Energy game manual
Thanks to Severin Borenstein and Jim Bushnell for developing the original "Electricity Strategy Game" that inspired and served as the original building block for this game. Thanks for the many participants in the 2013 and 2014 Stanford GSB class Energy Markets and Policy, participants to the 2013 Conference on Regional Carbon Policies, and participants in the 2014 course Best Practices in Electricity Market Design and Regulation who used earlier versions of the game and gave valuable feedback.
- Overview of games
- Energy game concepts
- Wholesale electricity markets
- Auction type: Pay-as-bid
- Auction type: Uniform price
- Cost-based bids
- Congestion in our game
- Hedging spot price risk
- Incentives with forward contracts
- Implementation of CPP-R in the game
- Demand conditions for the "days" in our game
- Base Genco portfolios
- Units ordered by marginal cost (overall and by region)
This game is a basic game where each generation company places bids for the full capacity of each unit in their portfolio of power plants in a Uniform-price auction. The game is separated into a North and South market but initially there is no transmission constraint. The game contains four periods approximating the shape of demand over a day. The other games deviate from this base game in order to illustrate different properties of electricity markets.
In this game generators bid under a Pay-As-Bid auction. It illustrates the impact of auction mechanisms on market impacts.
This unit illuminates the effects of network congestion. This games adds a 750 MWh transmission constraint between the North and South regions to the base game.
This unit illuminates the effects of forward contracts on generator behavior. In addition to the conditions of the base game, this game gives pre-assigned non-sellable forward contracts to the generators at the beginning of the game. Unlike the base game, this game repeats the high demand conditions. The "low" variant gives the teams forward contracts that cover a lower fraction of their base capacity, the "medium" variant gives the teams forward contracts that cover a higher fraction of their base capacity similar to what they'd sell under a competitive market, and the "high" variant has the teams contracted for more than their capacity.

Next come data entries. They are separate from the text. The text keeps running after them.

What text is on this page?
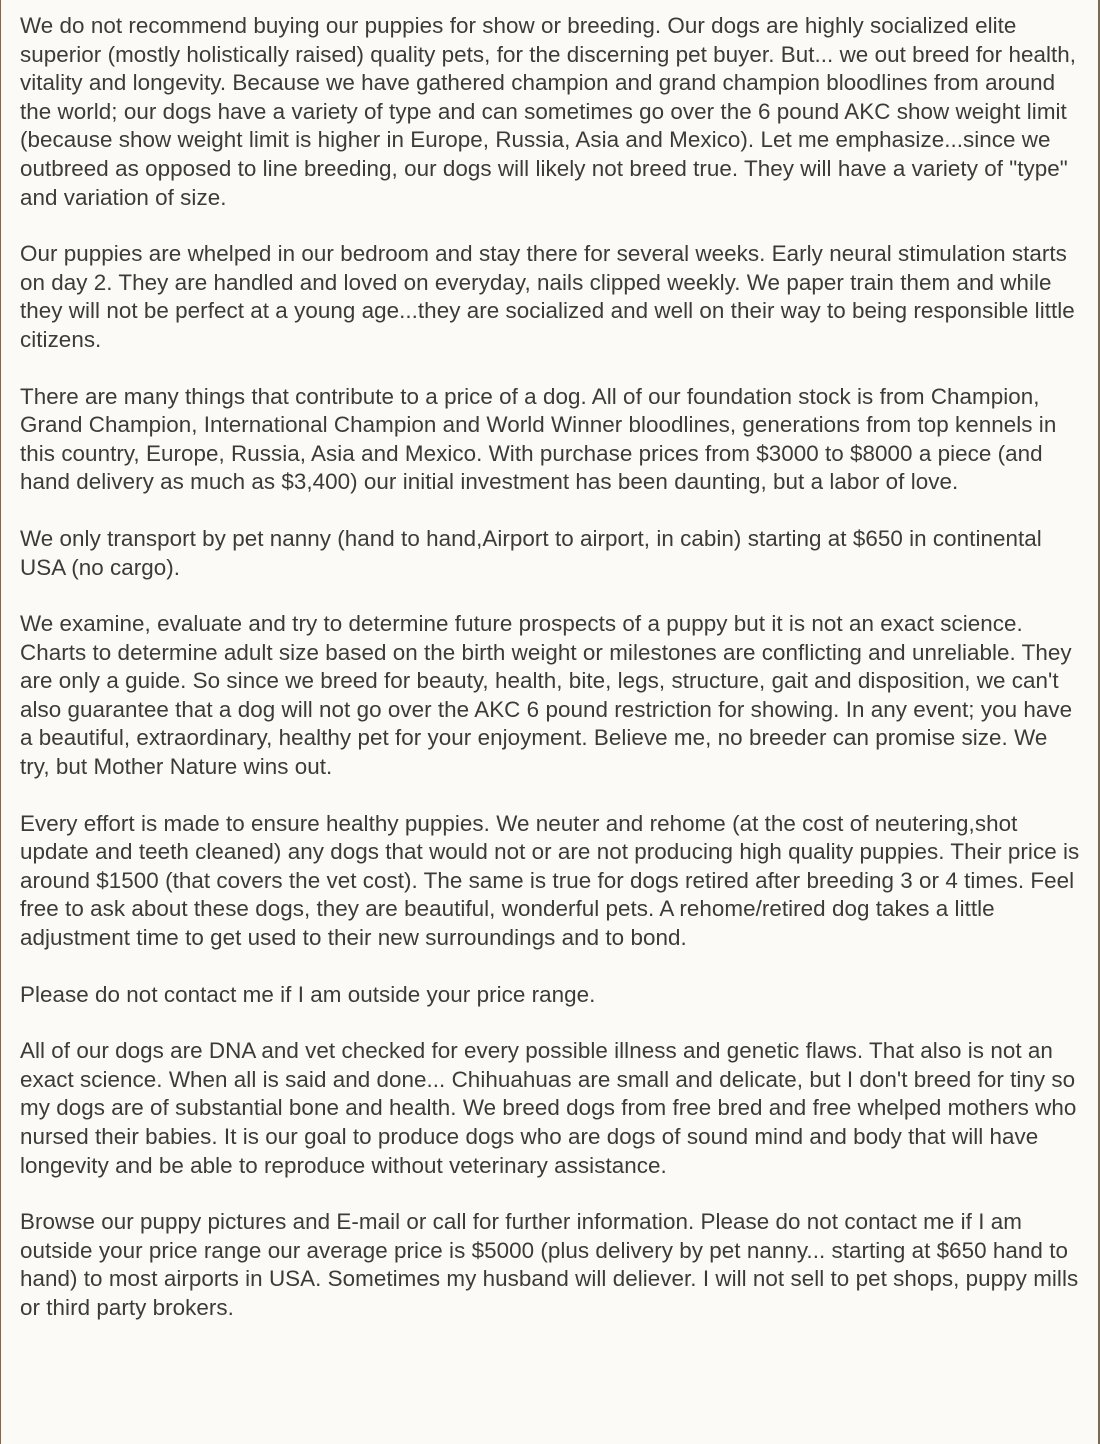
We do not recommend buying our puppies for show or breeding. Our dogs are highly socialized elite superior (mostly holistically raised) quality pets, for the discerning pet buyer. But... we out breed for health, vitality and longevity. Because we have gathered champion and grand champion bloodlines from around the world; our dogs have a variety of type and can sometimes go over the 6 pound AKC show weight limit (because show weight limit is higher in Europe, Russia, Asia and Mexico). Let me emphasize...since we outbreed as opposed to line breeding, our dogs will likely not breed true. They will have a variety of "type" and variation of size.

Our puppies are whelped in our bedroom and stay there for several weeks. Early neural stimulation starts on day 2. They are handled and loved on everyday, nails clipped weekly. We paper train them and while they will not be perfect at a young age...they are socialized and well on their way to being responsible little citizens.

There are many things that contribute to a price of a dog. All of our foundation stock is from Champion, Grand Champion, International Champion and World Winner bloodlines, generations from top kennels in this country, Europe, Russia, Asia and Mexico. With purchase prices from $3000 to $8000 a piece (and hand delivery as much as $3,400) our initial investment has been daunting, but a labor of love.

We only transport by pet nanny (hand to hand,Airport to airport, in cabin) starting at $650 in continental USA (no cargo).

We examine, evaluate and try to determine future prospects of a puppy but it is not an exact science. Charts to determine adult size based on the birth weight or milestones are conflicting and unreliable. They are only a guide. So since we breed for beauty, health, bite, legs, structure, gait and disposition, we can't also guarantee that a dog will not go over the AKC 6 pound restriction for showing. In any event; you have a beautiful, extraordinary, healthy pet for your enjoyment. Believe me, no breeder can promise size. We try, but Mother Nature wins out.

Every effort is made to ensure healthy puppies. We neuter and rehome (at the cost of neutering,shot update and teeth cleaned) any dogs that would not or are not producing high quality puppies. Their price is around $1500 (that covers the vet cost). The same is true for dogs retired after breeding 3 or 4 times. Feel free to ask about these dogs, they are beautiful, wonderful pets. A rehome/retired dog takes a little adjustment time to get used to their new surroundings and to bond.

Please do not contact me if I am outside your price range.

All of our dogs are DNA and vet checked for every possible illness and genetic flaws. That also is not an exact science. When all is said and done... Chihuahuas are small and delicate, but I don't breed for tiny so my dogs are of substantial bone and health. We breed dogs from free bred and free whelped mothers who nursed their babies. It is our goal to produce dogs who are dogs of sound mind and body that will have longevity and be able to reproduce without veterinary assistance.

Browse our puppy pictures and E-mail or call for further information. Please do not contact me if I am outside your price range our average price is $5000 (plus delivery by pet nanny... starting at $650 hand to hand) to most airports in USA. Sometimes my husband will deliever. I will not sell to pet shops, puppy mills or third party brokers.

This unit illuminates the effects of a carbon tax on generator behavior. This game adds a carbon tax of $163 per ton. If generators bid marginal cost and demand is as expected the amount emitted should be equivalent to that in the carbon cap scenario.
This unit illuminates the effects of a carbon cap on generator behavior. This game adds a carbon cap and tradeable carbon allowances to the base game. If generators bid marginal cost and demand is as expected the amount emitted should be equivalent to that in the carbon tax scenario.

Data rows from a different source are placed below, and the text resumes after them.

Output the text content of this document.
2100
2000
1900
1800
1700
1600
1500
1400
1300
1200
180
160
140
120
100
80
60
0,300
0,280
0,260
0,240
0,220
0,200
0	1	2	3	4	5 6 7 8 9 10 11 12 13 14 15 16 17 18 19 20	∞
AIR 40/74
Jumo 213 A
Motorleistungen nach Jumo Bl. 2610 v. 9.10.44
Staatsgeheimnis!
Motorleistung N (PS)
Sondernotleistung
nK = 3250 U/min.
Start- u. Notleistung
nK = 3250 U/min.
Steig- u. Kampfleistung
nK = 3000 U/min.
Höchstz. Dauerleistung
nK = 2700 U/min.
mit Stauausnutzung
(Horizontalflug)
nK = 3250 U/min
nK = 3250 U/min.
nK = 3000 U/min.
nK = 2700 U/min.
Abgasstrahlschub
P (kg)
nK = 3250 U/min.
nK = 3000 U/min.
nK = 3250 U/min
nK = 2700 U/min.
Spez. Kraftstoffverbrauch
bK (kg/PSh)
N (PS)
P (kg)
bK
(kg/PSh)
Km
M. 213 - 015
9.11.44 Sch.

- Generating companies bid in the capacity of their units
- System operator generates aggregate supply curve and crosses with demand to determine which plants run
- Various possible markets: e.g. day-ahead, day-of, hour-ahead (multi-settlement market has more than one type)

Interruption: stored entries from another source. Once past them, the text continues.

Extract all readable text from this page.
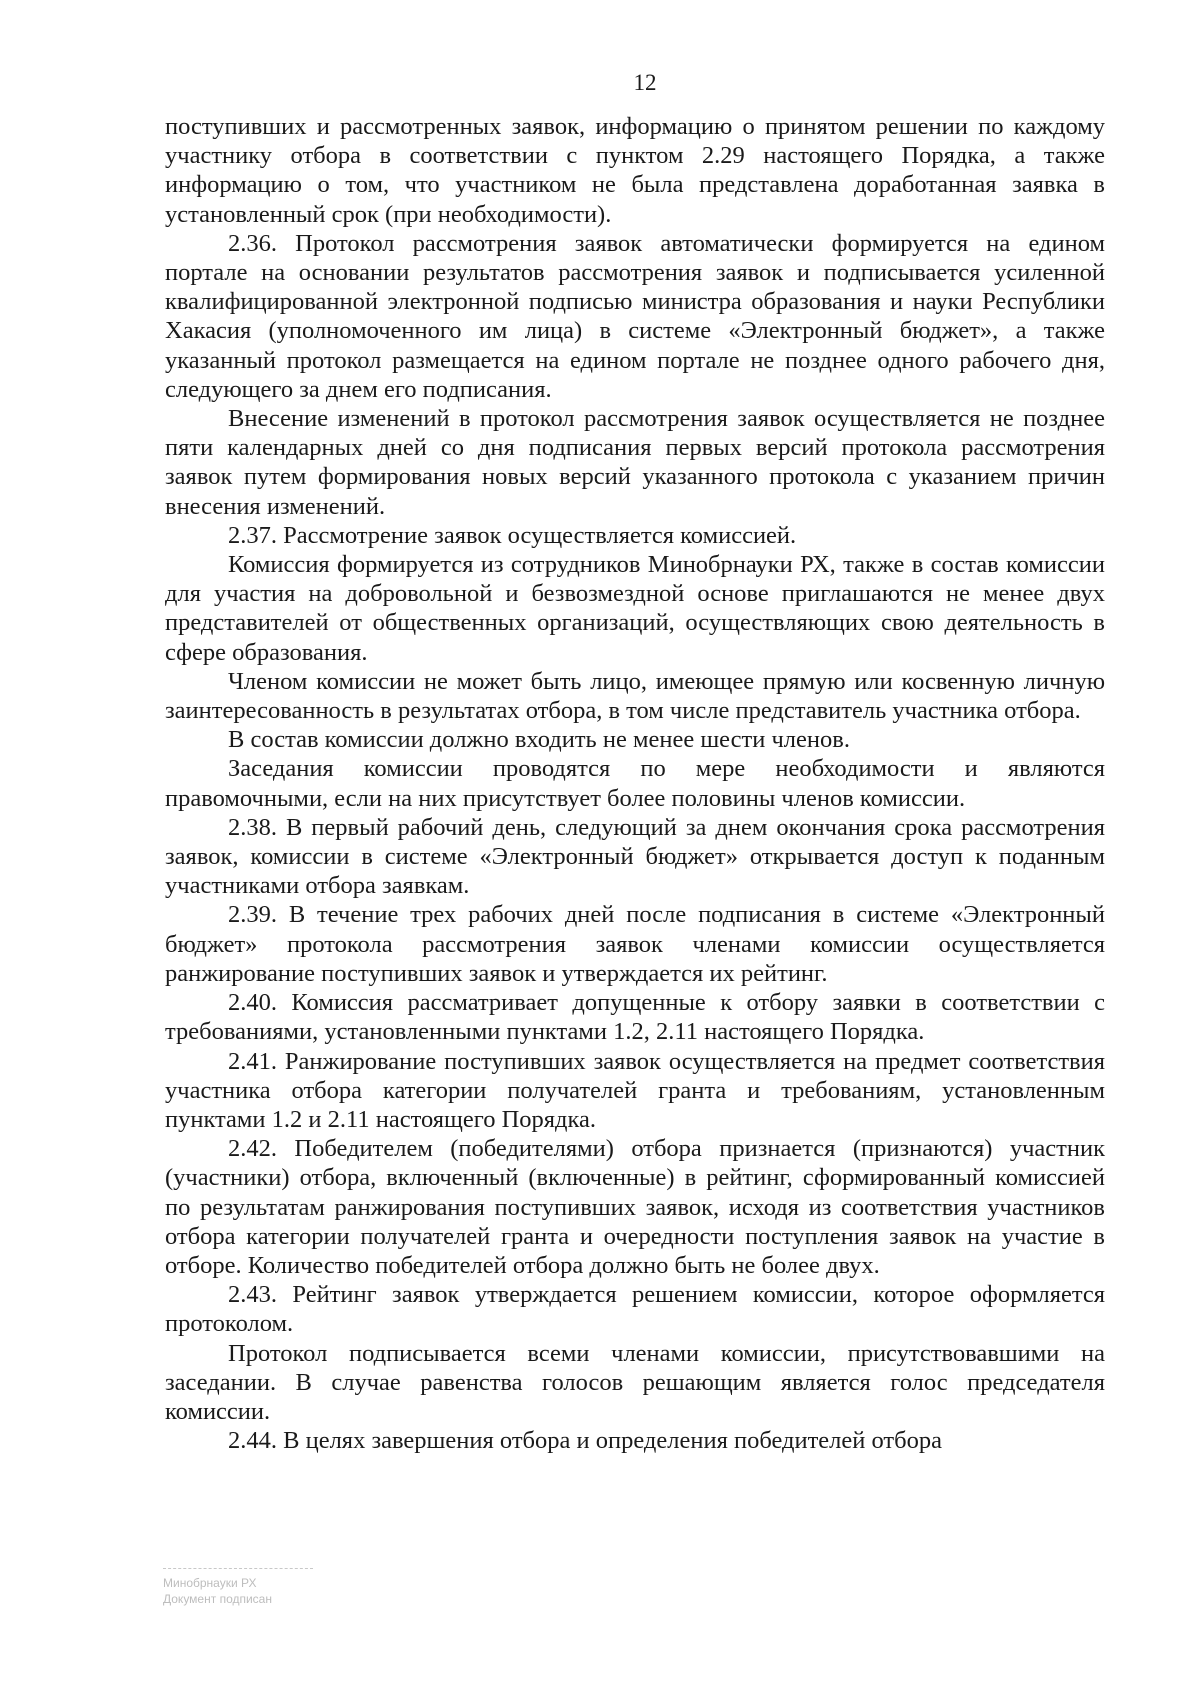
12

поступивших и рассмотренных заявок, информацию о принятом решении по каждому участнику отбора в соответствии с пунктом 2.29 настоящего Порядка, а также информацию о том, что участником не была представлена доработанная заявка в установленный срок (при необходимости).

2.36. Протокол рассмотрения заявок автоматически формируется на едином портале на основании результатов рассмотрения заявок и подписывается усиленной квалифицированной электронной подписью министра образования и науки Республики Хакасия (уполномоченного им лица) в системе «Электронный бюджет», а также указанный протокол размещается на едином портале не позднее одного рабочего дня, следующего за днем его подписания.

Внесение изменений в протокол рассмотрения заявок осуществляется не позднее пяти календарных дней со дня подписания первых версий протокола рассмотрения заявок путем формирования новых версий указанного протокола с указанием причин внесения изменений.

2.37. Рассмотрение заявок осуществляется комиссией.

Комиссия формируется из сотрудников Минобрнауки РХ, также в состав комиссии для участия на добровольной и безвозмездной основе приглашаются не менее двух представителей от общественных организаций, осуществляющих свою деятельность в сфере образования.

Членом комиссии не может быть лицо, имеющее прямую или косвенную личную заинтересованность в результатах отбора, в том числе представитель участника отбора.

В состав комиссии должно входить не менее шести членов.

Заседания комиссии проводятся по мере необходимости и являются правомочными, если на них присутствует более половины членов комиссии.

2.38. В первый рабочий день, следующий за днем окончания срока рассмотрения заявок, комиссии в системе «Электронный бюджет» открывается доступ к поданным участниками отбора заявкам.

2.39. В течение трех рабочих дней после подписания в системе «Электронный бюджет» протокола рассмотрения заявок членами комиссии осуществляется ранжирование поступивших заявок и утверждается их рейтинг.

2.40. Комиссия рассматривает допущенные к отбору заявки в соответствии с требованиями, установленными пунктами 1.2, 2.11 настоящего Порядка.

2.41. Ранжирование поступивших заявок осуществляется на предмет соответствия участника отбора категории получателей гранта и требованиям, установленным пунктами 1.2 и 2.11 настоящего Порядка.

2.42. Победителем (победителями) отбора признается (признаются) участник (участники) отбора, включенный (включенные) в рейтинг, сформированный комиссией по результатам ранжирования поступивших заявок, исходя из соответствия участников отбора категории получателей гранта и очередности поступления заявок на участие в отборе. Количество победителей отбора должно быть не более двух.

2.43. Рейтинг заявок утверждается решением комиссии, которое оформляется протоколом.

Протокол подписывается всеми членами комиссии, присутствовавшими на заседании. В случае равенства голосов решающим является голос председателя комиссии.

2.44. В целях завершения отбора и определения победителей отбора

Минобрнауки РХ
Документ подписан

- Compute market equilibrium assuming no transmission constrain
- Compute how much power from one region would flow to the other
- If figure is greater than transmission line capacity, constraint binds
- Compute market equilibrium again, treating North and South as separate regions
Contract is purely financial: make "difference payments"
- (Qspot − Qcontract)*Pspot
- Revenue from selling electricity generated in excess of contracted quantity (or cost of purchasing electricity in the spot market to make up any shortfall relative to contracted quantity)
- Revenue from forward contract
- Cost of generating Q. This includes variable costs of operating units and fixed O&M of all units.
- Retailer declares CPP Rebate for next period
- Demand curve in next period is shifted in by average of 20% (std. dev. of 5%) - represents end customer response
- Retailer pays rebate to customers (say, $0.10/kWh)or reduction in demand relative to "expected"
- Retailer receives normal retail payment (say, $0.10/kWh) for realized demand
CPP-R helps retailers by substantially reducing procurement price (Pspot) if on a steep portion of the supply curve and also reduces demand in periods when Pspot > Pretail
- Each period represents one "hour" of the day: 4am, 10am, 4pm, or 10pm
- Demand is relatively (but not completely) inelastic
- The realized demand intercept in both North and South regions is a random variable with mean equal to the forecast demand intercept and standard deviation equal to 3% of the forecast demand intercept
- Name of the generating company that owns the plant.
- Name of the power plant.
- Which region the plant is located in>
- How much capacity (in MWh) does the power plant have.
- How much does it cost to buy the fuel needed to generate a MWh.
- How much other variable "Operations and Maintenance (O&M)" costs are incurred per MWh produced.
- How much fixed O&M costs are incurred per period regardless of whether the plant ran or not.
- How many tons of CO2 are emmitted per MWh generated.